Forum thread to capture some thoughts from a phone discussion today and to continue the
conversation. Topic is how stateful clustered applications should deal with network
partitions. See necessary background reading at
http://www.jgroups.org/javagroupsnew/docs/manual/html/user-advanced.html#... for an
overview of the problem.
For discussion brevity, I'll refer to 3 of the ideas mentioned in the JGroups doc by
shorted:
1) "Merge state". Discussed in 5.6.1 -- JGroups user manages a process to merge
the state from the merging partitions.
2) "Primary partition". Discussed in 5.6.2. Nodes that realize upon merge that
they weren't in the primary partition flush their state, ensuring that state must be
reacquired from a shared persistent store.

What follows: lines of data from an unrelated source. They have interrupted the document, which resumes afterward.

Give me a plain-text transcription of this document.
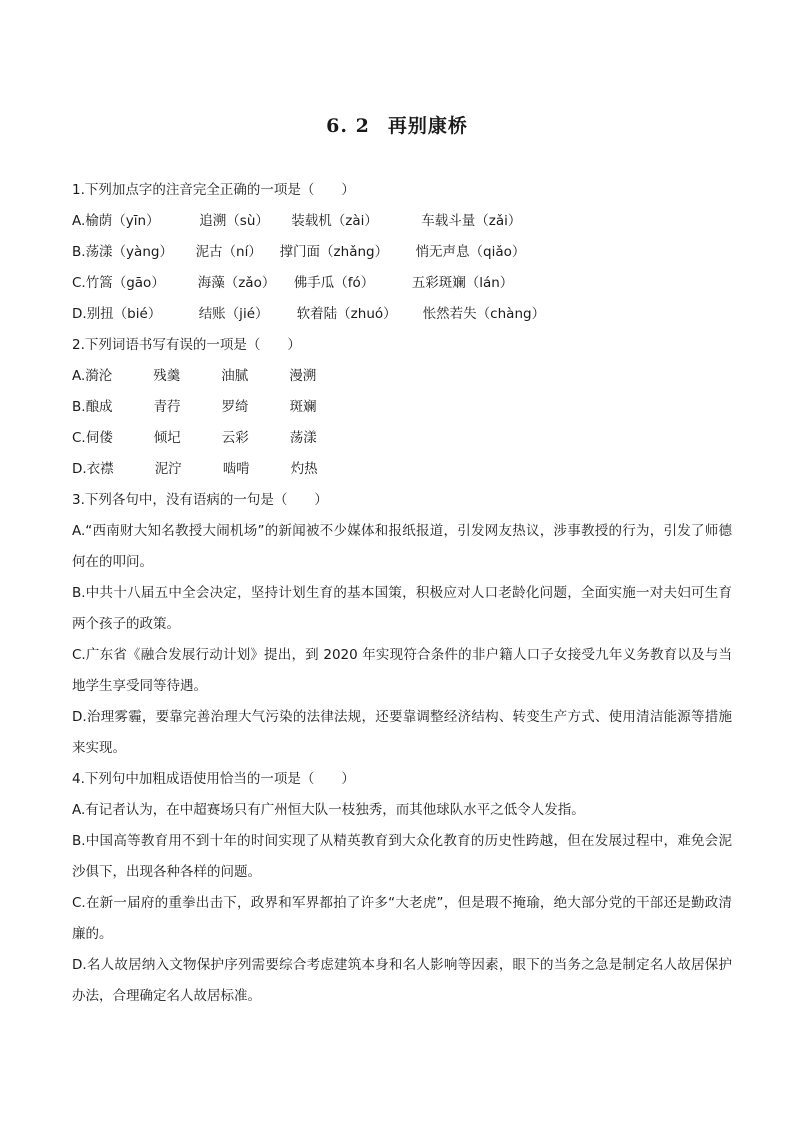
6. 2 再别康桥
1.下列加点字的注音完全正确的一项是（　　）
A.榆荫（yīn）	追溯（sù） 装载机（zài）	车载斗量（zǎi）
B.荡漾（yàng） 泥古（ní） 撑门面（zhǎng） 悄无声息（qiǎo）
C.竹篙（gāo） 海藻（zǎo） 佛手瓜（fó）	五彩斑斓（lán）
D.别扭（bié）	结账（jié） 软着陆（zhuó） 怅然若失（chàng）
2.下列词语书写有误的一项是（　　）
A.漪沦	残羹	油腻	漫溯
B.酿成	青荇	罗绮	斑斓
C.伺偻	倾圮	云彩	荡漾
D.衣襟	泥泞	啮啃	灼热
3.下列各句中，没有语病的一句是（　　）
A.“西南财大知名教授大闹机场”的新闻被不少媒体和报纸报道，引发网友热议，涉事教授的行为，引发了师德何在的叩问。
B.中共十八届五中全会决定，坚持计划生育的基本国策，积极应对人口老龄化问题，全面实施一对夫妇可生育两个孩子的政策。
C.广东省《融合发展行动计划》提出，到 2020 年实现符合条件的非户籍人口子女接受九年义务教育以及与当地学生享受同等待遇。
D.治理雾霾，要靠完善治理大气污染的法律法规，还要靠调整经济结构、转变生产方式、使用清洁能源等措施来实现。
4.下列句中加粗成语使用恰当的一项是（　　）
A.有记者认为，在中超赛场只有广州恒大队一枝独秀，而其他球队水平之低令人发指。
B.中国高等教育用不到十年的时间实现了从精英教育到大众化教育的历史性跨越，但在发展过程中，难免会泥沙俱下，出现各种各样的问题。
C.在新一届府的重拳出击下，政界和军界都拍了许多“大老虎”，但是瑕不掩瑜，绝大部分党的干部还是勤政清廉的。
D.名人故居纳入文物保护序列需要综合考虑建筑本身和名人影响等因素，眼下的当务之急是制定名人故居保护办法，合理确定名人故居标准。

3) "Read-only". Nodes realize at the time the partition occurs that they are not
in the primary partition, and shift into read-only mode, throwing exceptions if an attempt
is made to write. When the partition heals, they get the current state from the primary
partition.
Some things mentioned in the discussion today:
* Using timestamps for "merge state" is problematic due to clock synchronization
and clock granularity issues.
* "Merge state" is tricky for PojoCache, because the stored pojo doesn't
have a natural timestamp or counter that can be used to determine which state to retain.

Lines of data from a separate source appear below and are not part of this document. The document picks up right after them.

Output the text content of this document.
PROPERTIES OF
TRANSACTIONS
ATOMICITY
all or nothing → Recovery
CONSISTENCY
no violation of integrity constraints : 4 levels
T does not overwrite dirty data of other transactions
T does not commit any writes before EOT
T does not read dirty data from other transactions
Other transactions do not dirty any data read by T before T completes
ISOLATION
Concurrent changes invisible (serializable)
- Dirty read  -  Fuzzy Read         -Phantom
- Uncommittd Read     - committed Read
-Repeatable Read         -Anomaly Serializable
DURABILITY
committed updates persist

JBC/PojoCache can compare state between nodes, but if there is a conflict there probably
needs to be a callback to the application to allow it to decide what to do.

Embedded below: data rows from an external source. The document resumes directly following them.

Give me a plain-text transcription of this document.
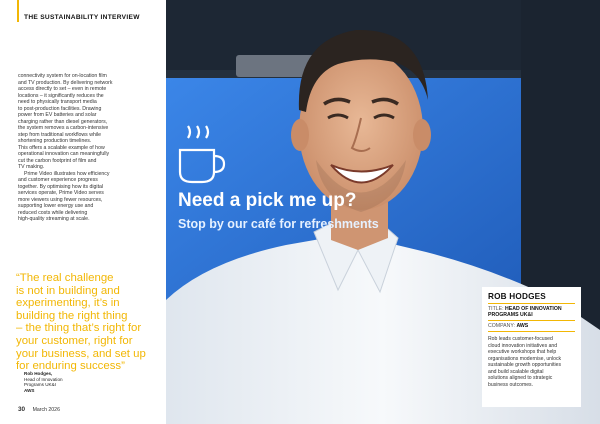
THE SUSTAINABILITY INTERVIEW

connectivity system for on-location film
and TV production. By delivering network
access directly to set – even in remote
locations – it significantly reduces the
need to physically transport media
to post-production facilities. Drawing
power from EV batteries and solar
charging rather than diesel generators,
the system removes a carbon-intensive
step from traditional workflows while
shortening production timelines.
This offers a scalable example of how
operational innovation can meaningfully
cut the carbon footprint of film and
TV making.

Prime Video illustrates how efficiency
and customer experience progress
together. By optimising how its digital
services operate, Prime Video serves
more viewers using fewer resources,
supporting lower energy use and
reduced costs while delivering
high-quality streaming at scale.

“The real challenge
is not in building and
experimenting, it’s in
building the right thing
– the thing that’s right for
your customer, right for
your business, and set up
for enduring success”
Rob Hodges,
Head of Innovation
Programs UK&I
AWS
30 March 2026
Need a pick me up?
Stop by our café for refreshments
ROB HODGES
TITLE: HEAD OF INNOVATION PROGRAMS UK&I
COMPANY: AWS
Rob leads customer-focused
cloud innovation initiatives and
executive workshops that help
organisations modernise, unlock
sustainable growth opportunities
and build scalable digital
solutions aligned to strategic
business outcomes.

* "Merge state" is more useful to http sessions that don't use FIELD
granularity (i.e. don't use PojoCache). Web sessions are supposed to be managed by
only one node, so the difficulty of deciding which node's state is correct is reduced.
The stored sessions have a timestamp and counter stored in the root node for the sessions
subtree. If JBC provided a callback to the JBossCacheManager, the JBCM could easily
determine which server's data to retain for each session. Bela pointed out that this
reconciliation process could also be done "off-line" via a special service that
multiplexes on the cache's channel -- i.e. JBC doesn't have to be directly
involved.
* "Read-only" is a possible option for some webapps that don't mind throwing
exceptions. E.g. a blog site wants people to be able to continue reading the blog, and
doesn't mind if update functions are disrupted during the network partition.
* Entity caching is a tough problem. At first, something like the "primary
partition" approach seems good; just dump cached state when the merge occurs and
force Hibernate to repopulate the cache from the db. Problem is that during the partition
itself the caches can become invalid. Two sub-partitions of {A, B, C} and {D, E} will not
know about each others' updates, and thus Hibernate can read stale data from the
cache. Variations on the "read-only" approach where {D, E} no longer provides
cached data don't solve the problem, as Hibernate on D or E can still update the
database, in which case the {A, B, C} caches are invalid.
For this kind of situation, having the application become unavailable on {D, E} is
something we need to consider.
This is just a quick summary; I'm sure I missed stuf.